A sausage roll at the centre of a Nativity scene might have seemed like a cute idea for a picture in an advent calendar.

But although some defended it as a joke, many people took offence at the image and said it disrespect­ed religion.

The bakery apologised but as the story made its way around the world, reporters outside the North East were confronted with the task of explaining a Greggs sausage roll to their readers.

The story took off in the US, where many Twitter users mocked USA Today’s descriptio­n of the sausage roll as ‘the popular delicacy’ and ‘a pastry wrapped around sausage meat’, perhaps feeling that ‘delicacy’ went too far.

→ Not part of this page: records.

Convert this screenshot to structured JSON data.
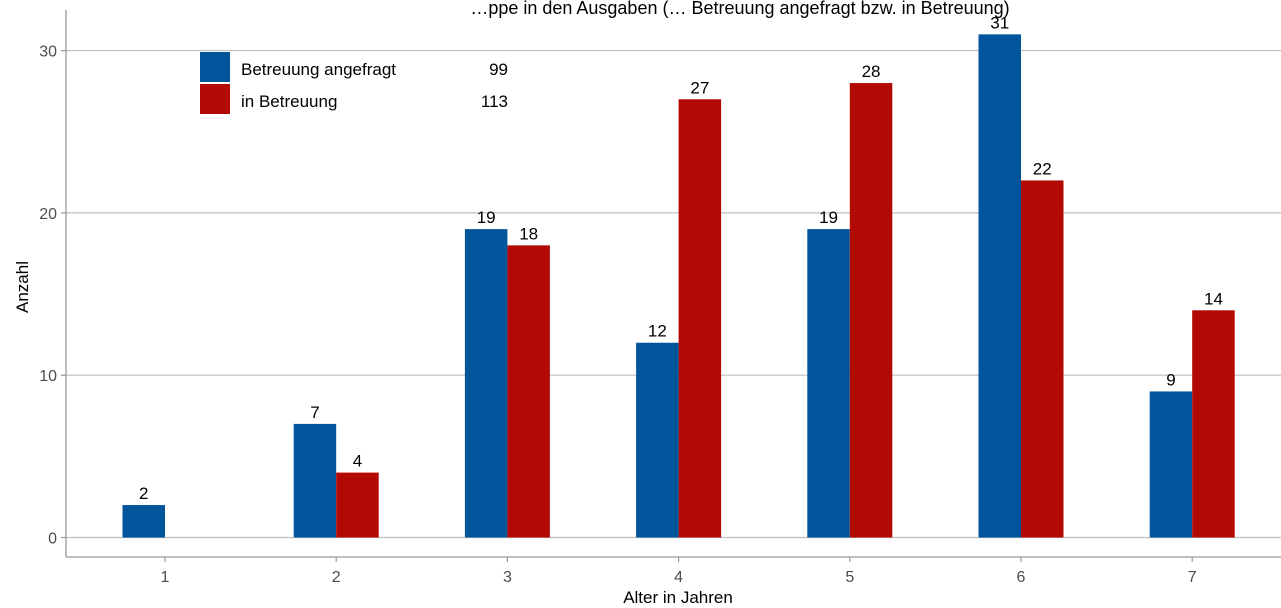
{
  "chart_data": {
    "type": "bar",
    "title": "…ppe in den Ausgaben (… Betreuung angefragt bzw. in Betreuung)",
    "xlabel": "Alter in Jahren",
    "ylabel": "Anzahl",
    "categories": [
      "1",
      "2",
      "3",
      "4",
      "5",
      "6",
      "7"
    ],
    "yticks": [
      "0",
      "10",
      "20",
      "30"
    ],
    "ylim": [
      -1.2,
      32.5
    ],
    "grid": "horizontal major",
    "legend_position": "top-left",
    "series": [
      {
        "name": "Betreuung angefragt",
        "color": "#00559b",
        "total": "99",
        "values": [
          2,
          7,
          19,
          12,
          19,
          31,
          9
        ]
      },
      {
        "name": "in Betreuung",
        "color": "#b30904",
        "total": "113",
        "values": [
          null,
          4,
          18,
          27,
          28,
          22,
          14
        ]
      }
    ]
  }
}
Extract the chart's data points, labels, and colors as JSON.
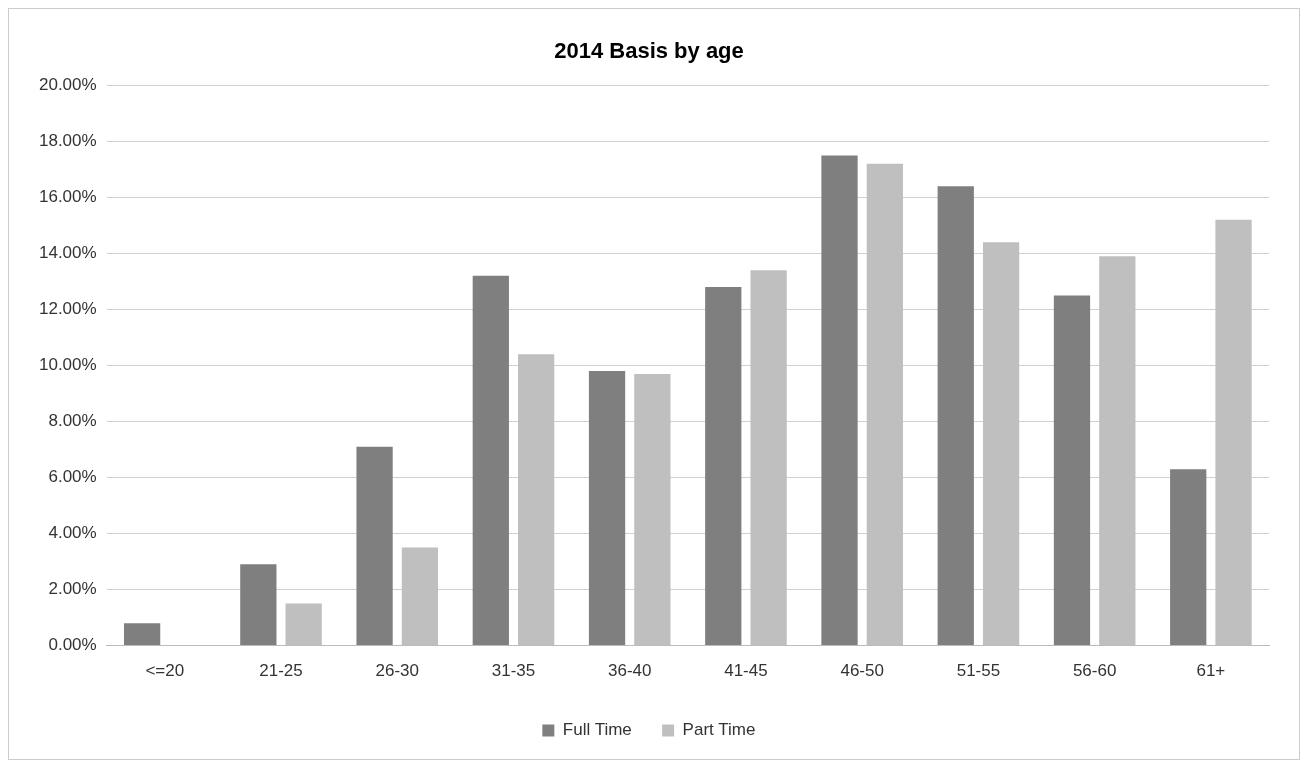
{
  "chart_data": {
    "type": "bar",
    "title": "2014 Basis by age",
    "categories": [
      "<=20",
      "21-25",
      "26-30",
      "31-35",
      "36-40",
      "41-45",
      "46-50",
      "51-55",
      "56-60",
      "61+"
    ],
    "series": [
      {
        "name": "Full Time",
        "color": "#7f7f7f",
        "values": [
          0.8,
          2.9,
          7.1,
          13.2,
          9.8,
          12.8,
          17.5,
          16.4,
          12.5,
          6.3
        ]
      },
      {
        "name": "Part Time",
        "color": "#bfbfbf",
        "values": [
          0,
          1.5,
          3.5,
          10.4,
          9.7,
          13.4,
          17.2,
          14.4,
          13.9,
          15.2
        ]
      }
    ],
    "ylim": [
      0,
      20
    ],
    "yticks": [
      {
        "value": 0,
        "label": "0.00%"
      },
      {
        "value": 2,
        "label": "2.00%"
      },
      {
        "value": 4,
        "label": "4.00%"
      },
      {
        "value": 6,
        "label": "6.00%"
      },
      {
        "value": 8,
        "label": "8.00%"
      },
      {
        "value": 10,
        "label": "10.00%"
      },
      {
        "value": 12,
        "label": "12.00%"
      },
      {
        "value": 14,
        "label": "14.00%"
      },
      {
        "value": 16,
        "label": "16.00%"
      },
      {
        "value": 18,
        "label": "18.00%"
      },
      {
        "value": 20,
        "label": "20.00%"
      }
    ],
    "grid": "y",
    "legend": "bottom"
  }
}
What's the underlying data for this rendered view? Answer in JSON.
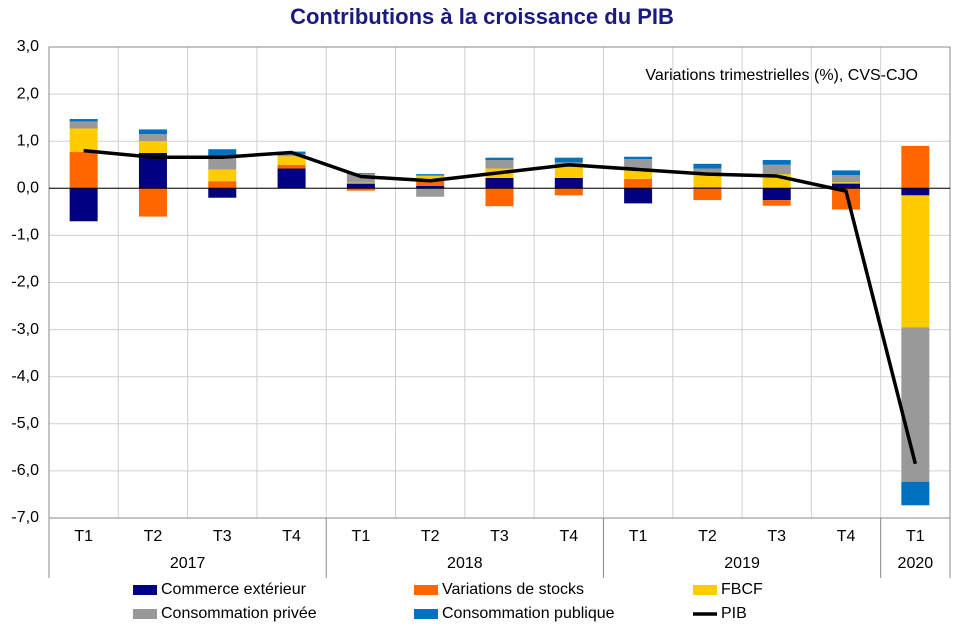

Elegant variations in the New York Times included ‘a fatty snack’ and ‘the sausage roll saviour’, featuring the story ‘Sausage Roll Jesus Creates Heartburn for U.K. Bakery Firm’ on page 9 of Friday’s edition, a version of which was also used by the Sydney Morning Herald in Australia.

Meanwhile, the Los Angeles Times told its readers the calendar was ‘a departure from the chain’s usual baked goods, sandwiches and hot drinks’, and technology website The Register took inspiratio­n from The Simpsons, channellin­g Homer Simpson with the headline ‘Mmm, sacrilicio­us’.

The far-right website Breitbart, whose founder Steve Bannon is an ally of President Trump, picked up the story too, although incorrectl­y described the company as Yorkshire-based.

And in mainland Europe, the German newspaper Berliner Zeitung described the offending pastry as a hot dog, with the headline ‘Calls for boycott of British bakery because of hot dog in the crib’, while a Danish newspaper referred to them as Pølsehorn, meaning American-style pigs in blankets, which are closer to British sausage rolls.

Still, it was perhaps for the best that the controvers­y did not involve pasties. The Washington Post had to clarify in 2014, in a story about Greggs being the victim of a Google prank, that the word meant ‘a savoury pastry in Britain, not a stripper’s nipple cover’.